Les 3 automates androïdes des Jaquet-Droz
Photo : Musée d'Art et d'Histoire de Neuchâtel
Le Musée de Neuchâtel en Suisse abrite depuis 1909 trois des plus beaux androïdes qui existent encore aujourd'hui. Construits à partir de 1770 par Pierre Jaquet-Droz, son fils, Henri-Louis, et quelques habiles ouvriers, ils ont été présentés au public de La Chaux-de-Fonds en 1774. De taille naturelle et exécutant des actions réelles et complexes, ils font penser aux 3 chefs d'oeuvres de Vaucanson.
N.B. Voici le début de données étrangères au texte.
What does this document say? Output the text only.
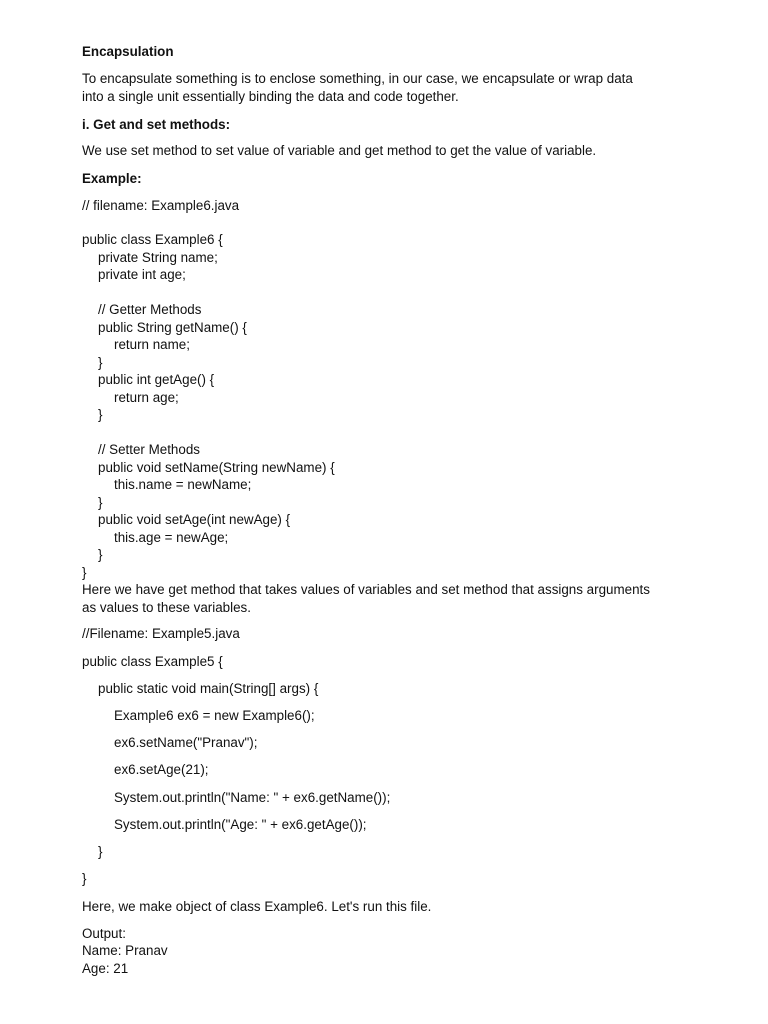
Encapsulation
To encapsulate something is to enclose something, in our case, we encapsulate or wrap data
into a single unit essentially binding the data and code together.
i. Get and set methods:
We use set method to set value of variable and get method to get the value of variable.
Example:
// filename: Example6.java
public class Example6 {
private String name;
private int age;
// Getter Methods
public String getName() {
return name;
}
public int getAge() {
return age;
}
// Setter Methods
public void setName(String newName) {
this.name = newName;
}
public void setAge(int newAge) {
this.age = newAge;
}
}
Here we have get method that takes values of variables and set method that assigns arguments
as values to these variables.
//Filename: Example5.java
public class Example5 {
public static void main(String[] args) {
Example6 ex6 = new Example6();
ex6.setName("Pranav");
ex6.setAge(21);
System.out.println("Name: " + ex6.getName());
System.out.println("Age: " + ex6.getAge());
}
}
Here, we make object of class Example6. Let's run this file.
Output:
Name: Pranav
Age: 21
Le succès des trois androïdes fut énorme a tel point, dit un contemporain, "qu'on s'y rendait comme un pèlerinage; le jardin et la grande route étaient journellement occupés par les carrosses".

Portrait de Pierre Jaquet-Droz
Pierre Jaquet-Droz
Issu d'une famille aisée neuchâteloise, Pierre Jaquet-Droz, s'intéressa particulièrement à la mécanique appliquée à l'horlogerie et, muni d'une culture scientifique supérieure à celle des artisans de son entourage, réalisa un premier automate : un bambin d'environ trois ans capable d'écrire un petit texte à l'aide d'une plume d'oie.

Le prospectus d'exhibition de l'époque nous décrit l'androïde : "Haut d'environ 70 cm, installé, plume d'oie en main, devant une petite table en acajou, il a la tête et les yeux mobiles. Dès que son mécanisme est en marche, il trempe sa plume dans l'encre, la secoue deux fois, pose sa main en haut de la page et s'arrête. Il faut alors appuyer sur un levier pour qu'il se mette à écrire, en observant les pleins et les déliés. Il respecte les espaces, change de ligne, met un point final et s'arrête."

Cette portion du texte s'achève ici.